Elías Howe ideó la primera máquina de coser realmente práctica


El honor de producir la primera máquina de coser realmente práctica pertenece a Elias Howe, humilde mecánico de una pequeña ciudad de Massachusetts. Cuando tenía veintiún años, se le ocurrió la idea de construir una máquina que pasara el hilo de un lado a otro a través de la tela y que lo afianzara una vez pasado. Como no tenía dinero para los experimentos, sus ensayos fueron necesariamente muy limitados, hechos en la buhardilla en que vivía.

Un día, no obstante, Howe fue a vivir con un antiguo condiscípulo llamado Fisher. El joven inventor hablaba con entusiasmo de su nueva idea y creía que si tuviese dinero seguramente lograría su intento. Fisher le ofreció un préstamo de 500 dólares, para ayudarle a llevar a cabo sus planes, haciendo un convenio según el cual debía recibir la mitad de los beneficios si la invención resultaba de éxito. El uno aportaba la idea y el otro el dinero, y de este modo en abril de 1845 terminaron la primera máquina de coser realmente práctica.

Sumamente complacido por su éxito, y seguro en absoluto de su posición, Howe empezó a proclamar su invento, desafiando a cinco de los más expertos cosedores a mano de una gran fábrica de ropa de Boston. Howe se comprometía, atrevido, a coser cinco tiras de tela con su nueva máquina antes de que ninguno de los cosedores hubiese terminado una. Su desafío fue acogido con despectivas carcajadas. Los cosedores sonreían, confiados, al comenzar la apuesta. No obstante, sus sonrisas se desvanecieron bien pronto. Se inclinaban frenéticos sobre su labor, esforzándose en avanzar con rapidez; pero la máquina los aventajaba constantemente, y terminó antes de que los cosedores se dieran cuenta de lo que había sucedido. De la muchedumbre de trabajadores que estaban allí reunidos presenciando la apuesta, comenzó a levantarse un murmullo de indignación, el cual poco a poco se convirtió en un ronco y siniestro clamoreo. “¡A romper la máquina! ¡A romper la maldita máquina! ¡Quitará el pan a muchos honrados trabajadores!”

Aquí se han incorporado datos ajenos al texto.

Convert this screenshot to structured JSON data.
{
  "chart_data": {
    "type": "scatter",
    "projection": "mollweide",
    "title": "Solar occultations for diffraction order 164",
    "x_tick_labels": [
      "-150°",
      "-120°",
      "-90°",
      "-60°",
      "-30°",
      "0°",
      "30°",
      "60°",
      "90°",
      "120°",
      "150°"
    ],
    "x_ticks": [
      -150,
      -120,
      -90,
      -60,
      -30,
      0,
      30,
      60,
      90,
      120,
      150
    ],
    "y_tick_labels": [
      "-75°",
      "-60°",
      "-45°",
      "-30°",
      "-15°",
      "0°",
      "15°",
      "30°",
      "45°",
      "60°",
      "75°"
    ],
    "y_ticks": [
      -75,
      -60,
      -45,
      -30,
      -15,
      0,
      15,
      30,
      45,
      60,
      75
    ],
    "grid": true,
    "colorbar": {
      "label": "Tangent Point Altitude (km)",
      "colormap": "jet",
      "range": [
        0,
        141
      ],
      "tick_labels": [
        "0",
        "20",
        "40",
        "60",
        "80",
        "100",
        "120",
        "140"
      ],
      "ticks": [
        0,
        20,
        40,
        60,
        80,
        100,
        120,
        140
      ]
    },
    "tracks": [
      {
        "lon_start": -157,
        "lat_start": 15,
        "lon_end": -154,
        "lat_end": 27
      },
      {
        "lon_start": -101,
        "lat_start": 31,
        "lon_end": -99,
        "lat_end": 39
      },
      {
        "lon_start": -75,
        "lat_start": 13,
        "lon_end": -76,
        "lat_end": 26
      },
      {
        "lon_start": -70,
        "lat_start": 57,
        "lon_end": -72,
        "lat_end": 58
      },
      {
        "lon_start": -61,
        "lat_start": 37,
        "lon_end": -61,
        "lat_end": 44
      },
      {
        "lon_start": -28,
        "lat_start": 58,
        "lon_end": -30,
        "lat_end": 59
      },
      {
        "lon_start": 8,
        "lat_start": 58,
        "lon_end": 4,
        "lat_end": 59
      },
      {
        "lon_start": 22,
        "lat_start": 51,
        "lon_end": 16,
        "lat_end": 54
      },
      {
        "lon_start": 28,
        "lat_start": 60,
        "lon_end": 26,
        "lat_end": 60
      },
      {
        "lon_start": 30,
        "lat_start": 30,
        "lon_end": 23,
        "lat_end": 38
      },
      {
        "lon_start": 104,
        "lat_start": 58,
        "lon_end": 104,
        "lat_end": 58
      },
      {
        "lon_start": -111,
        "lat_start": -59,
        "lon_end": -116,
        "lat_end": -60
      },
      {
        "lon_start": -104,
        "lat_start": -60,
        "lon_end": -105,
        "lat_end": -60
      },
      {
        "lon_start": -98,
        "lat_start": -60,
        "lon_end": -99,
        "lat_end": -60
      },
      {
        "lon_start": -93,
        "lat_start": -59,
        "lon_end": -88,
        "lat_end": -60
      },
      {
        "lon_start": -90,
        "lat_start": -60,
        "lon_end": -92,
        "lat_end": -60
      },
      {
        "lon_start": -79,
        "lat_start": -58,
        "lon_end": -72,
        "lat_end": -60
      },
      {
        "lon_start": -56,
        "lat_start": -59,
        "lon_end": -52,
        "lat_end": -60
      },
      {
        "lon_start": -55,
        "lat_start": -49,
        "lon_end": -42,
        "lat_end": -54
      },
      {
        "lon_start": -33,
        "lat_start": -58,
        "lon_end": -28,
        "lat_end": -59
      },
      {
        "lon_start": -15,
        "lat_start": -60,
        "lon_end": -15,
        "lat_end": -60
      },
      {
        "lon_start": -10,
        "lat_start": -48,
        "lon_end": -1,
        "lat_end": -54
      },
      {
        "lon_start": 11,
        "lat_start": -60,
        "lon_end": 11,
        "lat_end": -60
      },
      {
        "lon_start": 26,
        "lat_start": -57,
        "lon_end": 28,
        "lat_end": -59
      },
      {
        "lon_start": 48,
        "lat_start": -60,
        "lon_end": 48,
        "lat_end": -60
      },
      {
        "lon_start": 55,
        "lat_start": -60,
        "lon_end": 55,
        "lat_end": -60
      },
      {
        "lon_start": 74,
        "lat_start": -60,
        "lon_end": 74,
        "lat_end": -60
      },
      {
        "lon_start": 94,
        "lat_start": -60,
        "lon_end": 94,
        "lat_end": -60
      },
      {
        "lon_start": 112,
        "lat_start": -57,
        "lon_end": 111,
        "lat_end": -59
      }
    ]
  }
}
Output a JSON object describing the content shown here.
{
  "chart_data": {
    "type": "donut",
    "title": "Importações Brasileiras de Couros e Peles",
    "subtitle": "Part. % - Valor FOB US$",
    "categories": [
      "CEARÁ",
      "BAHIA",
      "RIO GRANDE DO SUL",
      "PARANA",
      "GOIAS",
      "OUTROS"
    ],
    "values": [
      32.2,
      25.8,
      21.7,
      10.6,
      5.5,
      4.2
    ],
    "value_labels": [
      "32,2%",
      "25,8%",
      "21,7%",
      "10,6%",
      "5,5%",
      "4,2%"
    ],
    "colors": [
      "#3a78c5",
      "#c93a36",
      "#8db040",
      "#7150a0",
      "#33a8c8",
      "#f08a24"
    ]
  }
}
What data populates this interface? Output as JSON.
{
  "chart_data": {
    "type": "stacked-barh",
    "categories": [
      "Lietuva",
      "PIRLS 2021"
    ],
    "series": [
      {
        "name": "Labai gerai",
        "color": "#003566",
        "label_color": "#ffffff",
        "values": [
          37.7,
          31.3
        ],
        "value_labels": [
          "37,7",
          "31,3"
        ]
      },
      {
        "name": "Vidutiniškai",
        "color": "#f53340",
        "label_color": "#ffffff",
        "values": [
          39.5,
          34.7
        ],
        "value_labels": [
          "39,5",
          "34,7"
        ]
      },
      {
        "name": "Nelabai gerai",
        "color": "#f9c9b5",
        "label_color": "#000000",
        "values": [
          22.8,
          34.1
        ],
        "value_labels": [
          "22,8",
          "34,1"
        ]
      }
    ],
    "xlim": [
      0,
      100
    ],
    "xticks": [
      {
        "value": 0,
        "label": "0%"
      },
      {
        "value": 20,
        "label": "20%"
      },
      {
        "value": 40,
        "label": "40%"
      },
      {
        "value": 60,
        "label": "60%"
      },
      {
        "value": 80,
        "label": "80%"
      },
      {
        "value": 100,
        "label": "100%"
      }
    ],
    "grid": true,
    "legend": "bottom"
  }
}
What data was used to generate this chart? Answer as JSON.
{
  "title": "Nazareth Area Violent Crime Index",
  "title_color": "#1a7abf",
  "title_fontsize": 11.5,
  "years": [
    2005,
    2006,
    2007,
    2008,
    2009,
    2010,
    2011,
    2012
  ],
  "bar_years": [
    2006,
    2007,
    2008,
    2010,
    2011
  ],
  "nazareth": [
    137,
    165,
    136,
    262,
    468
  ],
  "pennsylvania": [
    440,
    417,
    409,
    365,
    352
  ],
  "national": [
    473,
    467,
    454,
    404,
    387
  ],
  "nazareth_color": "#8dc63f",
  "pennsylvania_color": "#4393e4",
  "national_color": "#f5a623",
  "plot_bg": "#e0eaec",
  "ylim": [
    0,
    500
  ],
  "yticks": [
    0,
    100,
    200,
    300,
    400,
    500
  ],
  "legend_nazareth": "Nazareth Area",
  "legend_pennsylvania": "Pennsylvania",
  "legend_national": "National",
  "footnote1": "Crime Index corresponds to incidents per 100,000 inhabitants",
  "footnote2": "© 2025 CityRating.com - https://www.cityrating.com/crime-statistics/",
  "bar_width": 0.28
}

Con gran dificultad logró Howe, por fin, escapar de esta multitud airada, llevando su máquina bajo el brazo.

Durante los cinco años siguientes Howe hubo de sufrir pobreza y de luchar mucho. Él y su socio patentaron la máquina, y por algún tiempo recorrió Howe el país exhibiéndola en las ferias por un derecho de entrada insignificante. La gente acudía en gran número a ver el “ingenioso juguete”, pero nadie creía que pudiera realmente hacer un trabajo útil. No consiguiendo que fuera reconocida su utilidad en Estados Unidos, en 1846 pasó Howe con su máquina a Gran Bretaña. Allí un fabricante de corsés, de Londres, compró el derecho de patentarla y contrató los servicios del inventor, a razón de tres libras esterlinas por semana. Howe no logró hacer lo que el fabricante deseaba, y, después de gastar una gran cantidad de dinero en experimentos, el corsetero abandonó la empresa, disgustado. Howe quedó así desamparado de nuevo y volvió a América más pobre que nunca, dejando en Gran Bretaña la máquina empeñada, a fin de obtener dinero con que pagar su pasaje. Y, sin embargo, “había en ella millones”.

Una vez vuelto a Estados Unidos, halló a no pocas personas ingeniosas ocupadas en producir o en ensayar máquinas de coser, algunas de las cuales infringían los derechos de la patente sacada por Howe. Tras lamentable y desesperante demora, consiguió éste reunir el dinero necesario para redimir su máquina empeñada en Gran Bretaña, y empezó entonces a denunciar a todos los que usurpaban su patente. Gastó largos años en reñidos y costosos pleitos, pero al cabo ganó, y le fue reconocido el derecho a percibir los honorarios de inventor, o un porcentaje en las ganancias de las varias sociedades fabricantes de máquinas de coser. Después de su pobreza y de su valerosa lucha contra toda clase de dificultades, el dinero comenzó a afluir, y Howe vivió en lo sucesivo afortunado y rico.